Die bekanntesten Lösungen überhaupt sind Shopware, Gambio, xt:Commerce, Magento, Oxid eShop und WooCommerce. Jede Software hat seinen eigenen Leistungsumfang und auch seinen Preis. Bei den Open-Source-Lösungen ist der Shop an sich kostenfrei, aber weitere Funktionen müssen bezahlt werden.

Welche Zahlungsmethoden müssen integriert werden?

Die Zahlungsmethode hat einen großen Einfluss auf den Umsatz. Eine Studie von Sage Pay brachte zum Vorschein, dass 72 Prozent aller Bestellungen abgebrochen werden, wenn die bevorzugte Methode zur Bezahlung nicht gelistet ist. Auf dem deutschen Markt sind insbesondere diese Methoden gefragt:

  • PayPal
  • Lastschrift
  • Kauf auf Rechnung
  • Kreditkarte

Allerdings sind Apple Pay und SOFORT ebenfalls sehr beliebt und werden immer stärker nachgefragt. Selbst über den Bitcoin zahlen immer mehr Menschen. Damit wirklich alle Methoden abgedeckt werden können, empfiehlt sich ein Dienstleister wie zum Beispiel Mollie.

Welches Shopsystem ist besonders flexibel?

Mit WordPress kam ein sehr flexibles Open-Source-System auf den Markt. Es hat seit längerem nicht mehr nur die Funktion, einen eigenen Blog zu starten, sondern eben auch einen Onlineshop. Das funktioniert über das kostenfreie Plugin WooCommerce, allerdings sollte für den deutschen Markt auch das Plugin Germanized installiert werden, sodass rechtliche Konfigurationen bereits abgeschlossen sind.
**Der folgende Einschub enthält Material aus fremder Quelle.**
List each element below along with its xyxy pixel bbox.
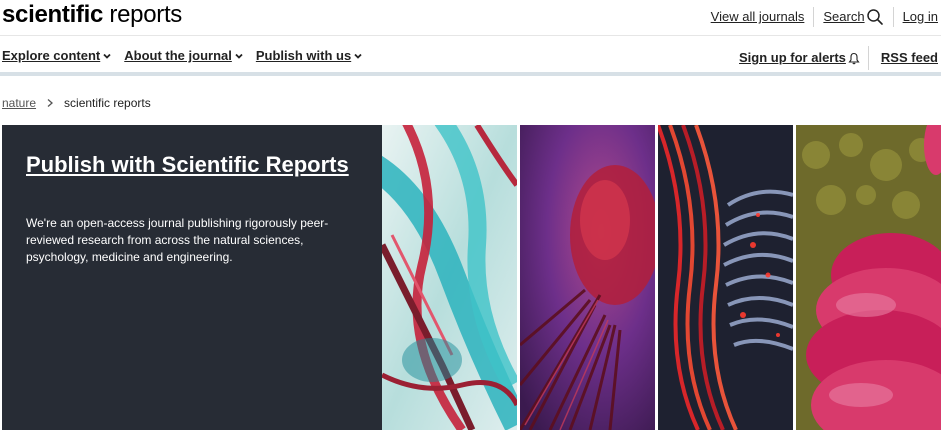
hero-image-purple-cell (520, 125, 655, 430)
chevron-down-icon (103, 53, 111, 59)
logo-light-text: reports (103, 1, 183, 28)
breadcrumb: nature scientific reports (2, 95, 151, 111)
divider (867, 46, 869, 70)
hero-title-link[interactable]: Publish with Scientific Reports (26, 151, 356, 178)
rss-feed-link[interactable]: RSS feed (881, 49, 938, 67)
breadcrumb-nature-link[interactable]: nature (2, 95, 36, 111)
nav-item-label: About the journal (124, 48, 232, 63)
search-label: Search (823, 9, 865, 24)
breadcrumb-current: scientific reports (64, 96, 151, 110)
search-button[interactable]: Search (823, 8, 883, 26)
nav-explore-content[interactable]: Explore content (2, 47, 112, 65)
chevron-right-icon (47, 99, 54, 107)
nav-publish-with-us[interactable]: Publish with us (256, 47, 363, 65)
login-link[interactable]: Log in (903, 8, 938, 26)
search-icon (866, 9, 883, 25)
chevron-down-icon (235, 53, 243, 59)
nav-actions: Sign up for alerts RSS feed (739, 46, 938, 70)
hero-image-fibres (658, 125, 793, 430)
hero-text-panel: Publish with Scientific Reports We're an… (2, 125, 382, 430)
nav-item-label: Publish with us (255, 48, 352, 63)
journal-nav: Explore content About the journal Publis… (0, 36, 941, 76)
hero-banner: Publish with Scientific Reports We're an… (2, 125, 941, 430)
view-all-journals-link[interactable]: View all journals (711, 8, 805, 26)
top-links: View all journals Search Log in (711, 7, 938, 27)
nav-menu: Explore content About the journal Publis… (2, 47, 375, 65)
chevron-down-icon (354, 53, 362, 59)
hero-image-strip (382, 125, 941, 430)
logo-bold-text: scientific (2, 1, 104, 28)
hero-image-glass-tubes (382, 125, 517, 430)
alerts-label: Sign up for alerts (739, 50, 846, 65)
sign-up-alerts-link[interactable]: Sign up for alerts (739, 49, 860, 67)
bell-icon (848, 52, 860, 64)
divider (813, 7, 815, 27)
nav-about-the-journal[interactable]: About the journal (124, 47, 244, 65)
hero-image-pink-cells (796, 125, 941, 430)
nav-item-label: Explore content (2, 48, 101, 63)
site-logo[interactable]: scientific reports (2, 0, 182, 30)
hero-description: We're an open-access journal publishing … (26, 216, 329, 264)
divider (892, 7, 894, 27)
top-bar: scientific reports View all journals Sea… (0, 0, 941, 36)
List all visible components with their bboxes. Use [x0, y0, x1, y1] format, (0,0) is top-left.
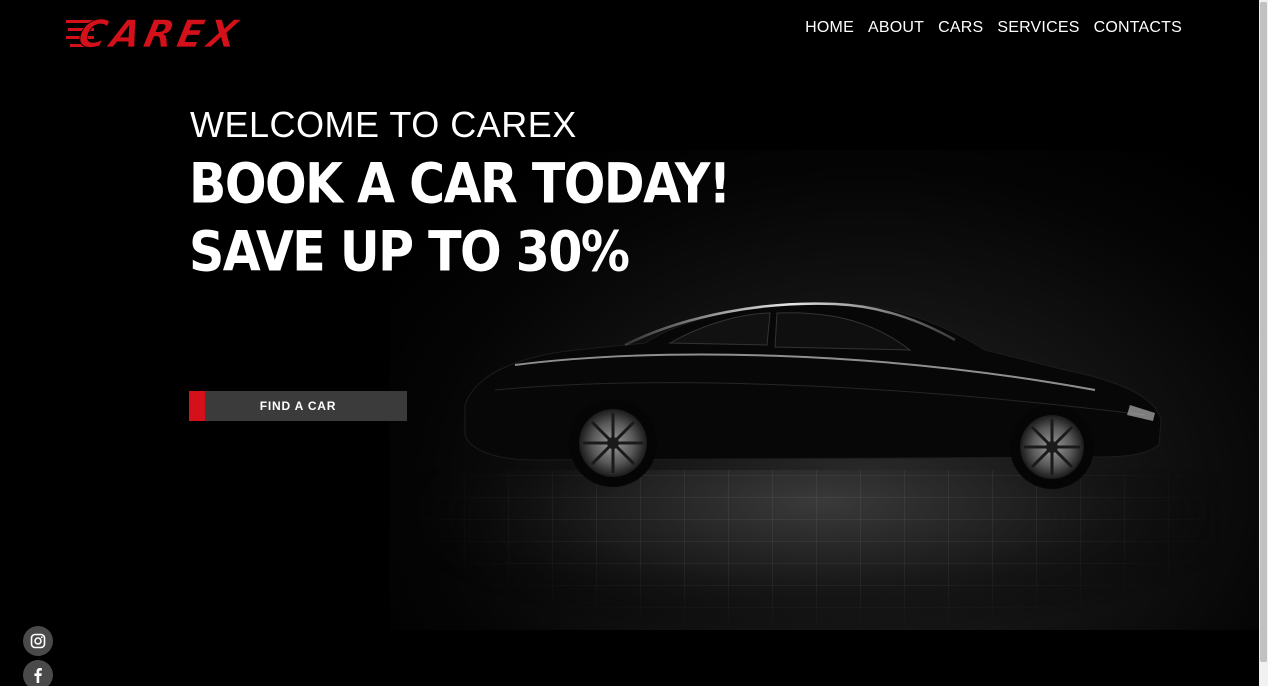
nav-about[interactable]: ABOUT: [868, 19, 924, 37]
facebook-icon[interactable]: [23, 660, 53, 686]
headline-save: SAVE UP TO 30%: [189, 220, 630, 284]
page-scrollbar[interactable]: [1259, 0, 1268, 686]
svg-text:CAREX: CAREX: [74, 12, 245, 52]
button-accent-bar: [189, 391, 205, 421]
nav-home[interactable]: HOME: [805, 19, 854, 37]
carex-logo[interactable]: CAREX: [66, 12, 298, 52]
nav-services[interactable]: SERVICES: [997, 19, 1079, 37]
welcome-heading: WELCOME TO CAREX: [190, 104, 577, 145]
scrollbar-thumb[interactable]: [1260, 2, 1267, 662]
instagram-icon[interactable]: [23, 626, 53, 656]
find-a-car-label: FIND A CAR: [259, 399, 337, 413]
hero-car-image: [464, 302, 1162, 489]
find-a-car-button[interactable]: FIND A CAR: [189, 391, 407, 421]
main-navigation: HOME ABOUT CARS SERVICES CONTACTS: [805, 19, 1182, 37]
nav-contacts[interactable]: CONTACTS: [1094, 19, 1182, 37]
nav-cars[interactable]: CARS: [938, 19, 983, 37]
headline-book-a-car: BOOK A CAR TODAY!: [189, 152, 731, 216]
hero-section: [0, 0, 1259, 686]
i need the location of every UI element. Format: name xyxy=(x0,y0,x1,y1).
WordPress-/WooCommerce Lösung

WordPress mit WooCommerce ist äußerst einfach, allerdings kann es für Laien durchaus eine Herausforderung sein. Generell sollte abgewägt werden, ob der Zeitaufwand ausgelagert werden sollte. Im alltäglichen Betriebsablauf gibt es stets neue Aufgaben, worum man sich kümmern sollte.

WooCommerce hat den Vorteil, dass direkt auch ein Blog gestartet werden kann. Das unterstützt das Konzept des Content-Marketings. Zudem gibt es auf dem Markt zahlreiche Designs, die für das eigene Vorhaben umgestaltet werden können. Durch Plugins können Besucher und Kaufvorgänge analysiert werden.

Eine eCommerce Agentur sorgt aber nicht nur für die Installation, sondern auch für die Gestaltung, verkaufsfördernde Texte, Konfiguration von Schnittstellen und auch um das entsprechende Online-Marketing. Eine spezielle WooCommerce Agentur bietet zudem einen perfekten Partner für die Abwicklung von A-Z.

Eine Firma sollte heutzutage durchaus einen eigenen Shop besitzen, denn die Kunden ziehen einen eCommerce Shop heutzutage vor. Der Verkauf muss dabei nicht ausschließlich über den Endverbraucher (B2C eCommerce) erfolgen, sondern auch an andere Firmen (B2B eCommerce). Dabei besteht die Möglichkeit, die jeweilige Kaufgruppen zu teilen.

Es ist also durchaus nicht einfach, eine eigene Commerce GmbH aufzubauen oder in einer bereits bestendenden Firma den Shop optimal zu integrieren. Es gibt dabei immer Hürden. Eine professionelle E-Commerce Agentur & Beratung sollte vorgezogen werden.

Nötige Schritte zur eigenen E Commerce Plattform

Damit das Vorhaben erfolgreich umgesetzt werden kann, wird ein eCommerce Consultant vorausgesetzt. Dieser kann dabei helfen, den Aufbau nach den eigenen Wünschen geschehen zu lassen. Sollte ein Shop aber auf eigene Faust gelöst werden, dann gibt es auf YouTube zahlreiche Videos hierzu. Dennoch ist es empfehlenswert, zumindest eine Beratungsstunde zu buchen.